In an editorial also published in the journal, a physician who uses CES therapy on his patients called the study findings “disappointing,” but said he and his colleagues would probably keep using the devices.
“I am not sure what my hospital will do with the information from this review. I know I will be less enthusiastic about recommending CES; however, I doubt that we will stop using it,” wrote Wayne Jonas, MD, of Samueli Integrative Health Programs in Alexandria, VA.

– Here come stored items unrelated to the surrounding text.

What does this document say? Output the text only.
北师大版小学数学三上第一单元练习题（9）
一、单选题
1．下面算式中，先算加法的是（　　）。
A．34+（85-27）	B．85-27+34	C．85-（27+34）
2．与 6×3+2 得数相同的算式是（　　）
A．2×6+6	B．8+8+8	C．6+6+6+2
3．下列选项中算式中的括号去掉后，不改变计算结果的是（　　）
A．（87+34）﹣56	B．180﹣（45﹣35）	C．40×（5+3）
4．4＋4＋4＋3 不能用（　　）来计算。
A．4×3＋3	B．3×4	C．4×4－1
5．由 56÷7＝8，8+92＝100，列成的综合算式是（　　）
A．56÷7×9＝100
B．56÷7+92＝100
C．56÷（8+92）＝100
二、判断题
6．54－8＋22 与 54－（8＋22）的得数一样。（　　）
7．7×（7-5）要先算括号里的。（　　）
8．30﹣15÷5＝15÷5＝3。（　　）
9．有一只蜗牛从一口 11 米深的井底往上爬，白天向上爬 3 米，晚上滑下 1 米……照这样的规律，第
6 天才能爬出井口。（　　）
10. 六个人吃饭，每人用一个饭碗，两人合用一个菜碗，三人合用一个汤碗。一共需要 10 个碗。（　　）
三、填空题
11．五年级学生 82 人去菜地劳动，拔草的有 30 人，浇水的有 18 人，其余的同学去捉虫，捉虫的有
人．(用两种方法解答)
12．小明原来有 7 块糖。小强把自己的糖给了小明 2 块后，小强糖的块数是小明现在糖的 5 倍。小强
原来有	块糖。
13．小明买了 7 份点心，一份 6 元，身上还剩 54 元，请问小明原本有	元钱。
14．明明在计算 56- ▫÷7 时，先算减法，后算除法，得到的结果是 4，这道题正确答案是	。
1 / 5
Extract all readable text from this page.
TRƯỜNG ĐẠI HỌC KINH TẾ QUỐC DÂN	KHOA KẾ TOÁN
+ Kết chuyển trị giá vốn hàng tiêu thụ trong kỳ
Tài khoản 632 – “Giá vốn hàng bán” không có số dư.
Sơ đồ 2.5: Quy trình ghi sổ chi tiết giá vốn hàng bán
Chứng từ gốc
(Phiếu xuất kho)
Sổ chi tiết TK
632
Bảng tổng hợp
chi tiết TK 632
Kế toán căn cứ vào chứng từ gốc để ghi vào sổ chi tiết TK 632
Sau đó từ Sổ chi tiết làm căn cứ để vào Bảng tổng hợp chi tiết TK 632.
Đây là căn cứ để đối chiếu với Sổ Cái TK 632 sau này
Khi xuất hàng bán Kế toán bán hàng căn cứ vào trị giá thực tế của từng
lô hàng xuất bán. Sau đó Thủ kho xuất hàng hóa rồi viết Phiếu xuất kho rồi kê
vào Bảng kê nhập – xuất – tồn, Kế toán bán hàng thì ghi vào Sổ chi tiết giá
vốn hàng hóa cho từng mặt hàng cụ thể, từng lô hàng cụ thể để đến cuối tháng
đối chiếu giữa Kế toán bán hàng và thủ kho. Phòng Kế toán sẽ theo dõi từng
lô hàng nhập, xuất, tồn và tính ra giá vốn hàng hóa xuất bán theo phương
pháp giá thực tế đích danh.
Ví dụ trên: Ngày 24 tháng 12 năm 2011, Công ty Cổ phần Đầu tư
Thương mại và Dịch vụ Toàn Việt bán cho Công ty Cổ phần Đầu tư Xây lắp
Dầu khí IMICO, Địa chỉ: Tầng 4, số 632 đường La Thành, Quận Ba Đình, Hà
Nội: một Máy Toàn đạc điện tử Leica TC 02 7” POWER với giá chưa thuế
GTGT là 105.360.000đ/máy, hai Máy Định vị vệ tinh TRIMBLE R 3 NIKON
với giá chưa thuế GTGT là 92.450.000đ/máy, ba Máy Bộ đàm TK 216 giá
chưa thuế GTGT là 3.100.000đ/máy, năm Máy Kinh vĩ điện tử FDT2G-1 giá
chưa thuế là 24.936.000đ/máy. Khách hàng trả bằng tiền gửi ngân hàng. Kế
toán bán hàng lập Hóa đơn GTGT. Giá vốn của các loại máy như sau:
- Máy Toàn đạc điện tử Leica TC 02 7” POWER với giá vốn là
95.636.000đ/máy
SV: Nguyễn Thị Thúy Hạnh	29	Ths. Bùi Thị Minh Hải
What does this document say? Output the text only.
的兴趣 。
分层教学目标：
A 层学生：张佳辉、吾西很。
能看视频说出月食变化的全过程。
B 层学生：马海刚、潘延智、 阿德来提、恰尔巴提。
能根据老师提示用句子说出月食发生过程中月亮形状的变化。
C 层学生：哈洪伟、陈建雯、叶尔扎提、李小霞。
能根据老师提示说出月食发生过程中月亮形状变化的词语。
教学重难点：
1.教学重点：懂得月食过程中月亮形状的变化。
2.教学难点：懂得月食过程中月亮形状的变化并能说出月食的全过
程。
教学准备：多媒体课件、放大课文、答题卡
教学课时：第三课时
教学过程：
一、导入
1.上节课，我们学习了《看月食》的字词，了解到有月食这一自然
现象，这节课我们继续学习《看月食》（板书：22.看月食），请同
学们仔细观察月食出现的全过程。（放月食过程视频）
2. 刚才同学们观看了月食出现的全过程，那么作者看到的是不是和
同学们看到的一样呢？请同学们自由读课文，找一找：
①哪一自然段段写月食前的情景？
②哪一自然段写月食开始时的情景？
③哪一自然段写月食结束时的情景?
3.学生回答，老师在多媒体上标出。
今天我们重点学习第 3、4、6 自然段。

“When one of my patients, who had chronic pain, depression, and insomnia, ﬁnished her ﬁrst CES treatment, she said she loved it. ‘I felt really relaxed,’ she said. ‘Can I have one of these at home?’ Our policy is to have patients try the treatment in the clinic at least 3 times. If it improves pain, depression, or insomnia, the patient can apply to get a home machine.”
The Food and Drug Administration first approved the use of CES in 1978 to treat depression, anxiety and insomnia. Because of that initial approval, the CES devices on the market today have not been required to prove their safety and effectiveness. The devices can be easily purchased online, but a prescription is required in the U.S.